It’s Sunday once again and the time has been a blur. My mom was admitted to hospital about a week ago in serious condition and I’ve spent much of the week sending my love, prayers, and good thoughts to Edmonton. It’s hard to be so far away and I’m very grateful to my brother who has been stepping up and managing things on the Western front. Please include my family in your thoughts and prayers over the next while.
With my mom being sick and another friend passing away suddenly the week before, it’s been an intense time of grieving and being reminded about the preciousness and tenuousness of our existence. I try to keep that awaked-ness and appreciate and make the most of each moment, meal, and day though it’s so easy to be lulled into forgetting that this life will end.
I received a new pair of motocross boots for my birthday and they arrived in the mail. The first time I went to ride with them on the bike they felt so awkward and weird and confining that I instantly balked and changed them out for my more familiar hiking boots. I tried again the next day. Same reaction. That sense of unmanageability and panic was familiar. I felt it last at Camp Two on Mount Everest when I put on my down suit on the night I was trying to decide whether or not to continue up on my summit bid. Sometimes when I’m struggling to make a decision, I go down one of the paths a ways to sense how it feels to make that choice.

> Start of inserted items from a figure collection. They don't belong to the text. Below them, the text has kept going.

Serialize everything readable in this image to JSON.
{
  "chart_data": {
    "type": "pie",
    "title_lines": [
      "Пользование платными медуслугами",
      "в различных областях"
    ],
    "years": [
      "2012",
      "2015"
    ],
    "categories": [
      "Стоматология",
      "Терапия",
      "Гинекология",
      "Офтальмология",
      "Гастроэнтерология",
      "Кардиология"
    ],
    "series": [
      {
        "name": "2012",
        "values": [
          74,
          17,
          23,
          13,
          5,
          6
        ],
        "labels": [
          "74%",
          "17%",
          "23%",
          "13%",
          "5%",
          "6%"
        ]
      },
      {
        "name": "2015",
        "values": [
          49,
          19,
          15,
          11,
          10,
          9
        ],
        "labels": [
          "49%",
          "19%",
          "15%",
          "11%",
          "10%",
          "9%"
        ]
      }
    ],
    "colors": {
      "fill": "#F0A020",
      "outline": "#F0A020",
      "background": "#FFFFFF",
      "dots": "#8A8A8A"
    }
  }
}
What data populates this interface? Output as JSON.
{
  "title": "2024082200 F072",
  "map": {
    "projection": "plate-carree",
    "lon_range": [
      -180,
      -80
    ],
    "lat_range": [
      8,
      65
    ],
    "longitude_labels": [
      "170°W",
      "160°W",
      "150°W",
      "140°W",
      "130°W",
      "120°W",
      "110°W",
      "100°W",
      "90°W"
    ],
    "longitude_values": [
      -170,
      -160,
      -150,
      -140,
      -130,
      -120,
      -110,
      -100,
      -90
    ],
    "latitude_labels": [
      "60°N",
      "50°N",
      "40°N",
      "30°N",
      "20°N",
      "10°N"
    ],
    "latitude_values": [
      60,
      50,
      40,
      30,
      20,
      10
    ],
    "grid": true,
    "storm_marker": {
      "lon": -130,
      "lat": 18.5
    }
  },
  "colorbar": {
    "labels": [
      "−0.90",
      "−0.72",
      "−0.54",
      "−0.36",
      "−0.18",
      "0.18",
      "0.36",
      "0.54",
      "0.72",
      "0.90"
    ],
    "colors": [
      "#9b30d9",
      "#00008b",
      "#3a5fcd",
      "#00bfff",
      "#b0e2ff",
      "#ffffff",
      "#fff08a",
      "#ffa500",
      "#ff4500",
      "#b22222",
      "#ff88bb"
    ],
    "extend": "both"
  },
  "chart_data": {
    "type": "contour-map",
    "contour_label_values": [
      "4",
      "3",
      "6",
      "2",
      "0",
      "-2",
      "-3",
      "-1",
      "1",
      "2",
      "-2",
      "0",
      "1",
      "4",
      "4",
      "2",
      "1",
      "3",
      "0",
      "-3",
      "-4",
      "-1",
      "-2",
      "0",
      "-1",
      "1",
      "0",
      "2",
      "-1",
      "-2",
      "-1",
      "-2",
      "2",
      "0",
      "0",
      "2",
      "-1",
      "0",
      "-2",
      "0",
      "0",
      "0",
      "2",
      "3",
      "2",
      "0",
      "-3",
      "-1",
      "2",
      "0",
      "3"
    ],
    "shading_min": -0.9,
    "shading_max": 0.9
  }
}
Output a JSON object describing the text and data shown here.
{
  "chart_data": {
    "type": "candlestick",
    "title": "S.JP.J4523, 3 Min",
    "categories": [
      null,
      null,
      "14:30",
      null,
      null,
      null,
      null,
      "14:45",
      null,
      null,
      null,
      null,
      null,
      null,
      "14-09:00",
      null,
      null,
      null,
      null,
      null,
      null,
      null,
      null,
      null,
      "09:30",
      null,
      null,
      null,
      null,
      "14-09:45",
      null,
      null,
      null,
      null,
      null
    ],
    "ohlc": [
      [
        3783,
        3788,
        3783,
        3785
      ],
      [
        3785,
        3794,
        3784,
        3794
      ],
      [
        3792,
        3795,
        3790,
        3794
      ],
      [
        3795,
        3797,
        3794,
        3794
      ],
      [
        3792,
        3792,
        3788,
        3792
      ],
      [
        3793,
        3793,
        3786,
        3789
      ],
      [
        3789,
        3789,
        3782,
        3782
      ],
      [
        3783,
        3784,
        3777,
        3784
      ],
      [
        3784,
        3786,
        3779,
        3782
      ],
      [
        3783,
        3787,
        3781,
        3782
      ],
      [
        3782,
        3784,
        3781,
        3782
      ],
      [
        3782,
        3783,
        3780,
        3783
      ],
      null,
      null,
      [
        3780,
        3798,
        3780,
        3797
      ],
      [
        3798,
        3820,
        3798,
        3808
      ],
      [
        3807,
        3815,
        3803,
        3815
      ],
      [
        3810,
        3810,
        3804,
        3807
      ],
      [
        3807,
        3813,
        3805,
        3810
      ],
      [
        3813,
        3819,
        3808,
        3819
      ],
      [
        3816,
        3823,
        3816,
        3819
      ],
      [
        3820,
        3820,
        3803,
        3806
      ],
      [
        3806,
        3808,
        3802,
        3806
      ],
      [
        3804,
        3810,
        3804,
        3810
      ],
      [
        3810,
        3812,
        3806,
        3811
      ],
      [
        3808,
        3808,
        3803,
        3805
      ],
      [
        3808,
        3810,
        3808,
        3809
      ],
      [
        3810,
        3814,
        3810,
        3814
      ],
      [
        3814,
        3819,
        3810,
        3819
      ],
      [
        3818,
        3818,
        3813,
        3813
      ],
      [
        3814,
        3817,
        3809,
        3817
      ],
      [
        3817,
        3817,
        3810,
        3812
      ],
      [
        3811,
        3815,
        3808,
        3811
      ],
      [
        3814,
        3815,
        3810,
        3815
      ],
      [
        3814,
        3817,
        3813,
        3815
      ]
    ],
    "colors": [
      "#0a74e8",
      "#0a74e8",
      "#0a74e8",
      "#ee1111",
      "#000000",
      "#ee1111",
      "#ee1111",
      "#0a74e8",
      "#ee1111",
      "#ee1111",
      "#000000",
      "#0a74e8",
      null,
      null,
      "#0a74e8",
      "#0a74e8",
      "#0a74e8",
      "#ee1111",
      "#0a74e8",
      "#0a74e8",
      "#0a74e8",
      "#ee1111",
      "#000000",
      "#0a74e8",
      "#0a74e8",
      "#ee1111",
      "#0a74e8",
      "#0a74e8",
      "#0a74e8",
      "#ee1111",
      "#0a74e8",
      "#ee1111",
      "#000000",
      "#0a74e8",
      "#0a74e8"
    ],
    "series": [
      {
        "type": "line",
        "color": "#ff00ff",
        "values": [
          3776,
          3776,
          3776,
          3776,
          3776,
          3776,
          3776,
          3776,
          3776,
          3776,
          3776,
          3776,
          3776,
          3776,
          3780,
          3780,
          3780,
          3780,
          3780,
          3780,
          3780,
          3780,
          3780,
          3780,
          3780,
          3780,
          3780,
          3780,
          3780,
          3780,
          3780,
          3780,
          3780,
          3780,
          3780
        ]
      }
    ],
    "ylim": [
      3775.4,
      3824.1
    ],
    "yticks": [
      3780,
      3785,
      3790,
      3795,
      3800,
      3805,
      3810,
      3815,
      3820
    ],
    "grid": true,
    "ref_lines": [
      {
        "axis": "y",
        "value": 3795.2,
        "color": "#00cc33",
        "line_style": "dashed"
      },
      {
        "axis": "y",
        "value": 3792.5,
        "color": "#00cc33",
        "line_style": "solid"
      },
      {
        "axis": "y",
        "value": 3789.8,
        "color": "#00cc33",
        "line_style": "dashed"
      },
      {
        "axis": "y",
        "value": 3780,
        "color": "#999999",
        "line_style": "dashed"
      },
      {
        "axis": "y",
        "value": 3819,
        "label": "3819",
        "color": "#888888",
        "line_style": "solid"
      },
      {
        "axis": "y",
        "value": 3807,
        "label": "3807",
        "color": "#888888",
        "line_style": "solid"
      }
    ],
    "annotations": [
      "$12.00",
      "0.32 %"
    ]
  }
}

That evening, in the midst of a terrible hormonal pre-menstrual storm of typhoon proportion coupled with physical exhaustion from fighting my third bladder infection, the down suit seemed impossible to wear. I was triggered. I couldn’t fight or put down the rising sense of panic I had being in the suit. I knew it had nothing to do with the actual suit itself; it had to do with being rebounded or triggered into the past. It happens so much less often now than earlier in my life, but on that night, at 6500 metres above sea level, I couldn’t muster the clarity of thought to work with the panic on any level other than reptilian fight or flight. After a long night of see-sawing back and forth, go up, don’t go up, work with the panic, run away from the panic, go up, don’t go up, it was finally 3:30 am and time to make the final decision. At the moment of decision, I felt I didn’t have the resource and resilience, both physical and emotional, to venture higher on the mountain that day and be present enough to keep myself safe.
Unfortunately, later that morning when I decided to descend to base camp, I didn’t know that there would be another opportunity for a summit attempt (in fairness-no one did at that point). So assuming I’d just given up my only shot at the mountain, I packed up all my gear and carried a monster load down the mountain by myself in the early morning light. Had I known another attempt would be possible, I might have waited at Camp Two for a few days to see if I could regain enough strength and composure to continue climbing. I’d only had a four-day turnaround between my acclimatization trip to Camp Three and returning back up to Camp Two so more rest may have been helpful. Or not. It will be one of the questions I live with.
What does this have to do with motorcycle boots? Let me make the connection. What the boots have given me is yet another invitation to work with triggers from the past in a high-risk situation. Driving a motorbike and climbing Everest are both dangerous pursuits. Fortunately for me, I get several chances to drive my bike unlike a summit bid on Everest (plan for 3 years, raise 45,000 dollars, train for 12 months, and it all comes down to a three or four day period in late May where you get one shot at the summit…in most cases).
Here and now, I could try to drive with the boots, get freaked out and triggered by the feel of them, ride with my other boots and then come back the next day and try again. Same result. Try again another day when the parking lot was clear enough to get enough practice to be willing to go out on the street with them. Hate the boots for the first few hours and eventually do enough gear shifting to find a way to make the feel/fit work. I made peace with the feeling and the trigger and then reflected back to what happened on that night in Camp Two.
Even though I practiced in the down suit here as much as I could, I will practice more next time. I will also practice working with all of my triggers whenever they present themselves. I don’t want them to have power in my life anymore, so I will as Pema Chodren suggests, “Run towards the biting dog,” instead of running away. Steer into the groundlessness instead of away. And in all things, be compassionate with myself…I did the best I could that evening and in all the times I couldn’t stand wearing the boots. It’s not failure in failing to keep them on, it’s failure if I fail to keep trying to put them on. One ride down in the new boots, many to go.
Thanks for coming along on this multi-faceted journey with me. I appreciate your support.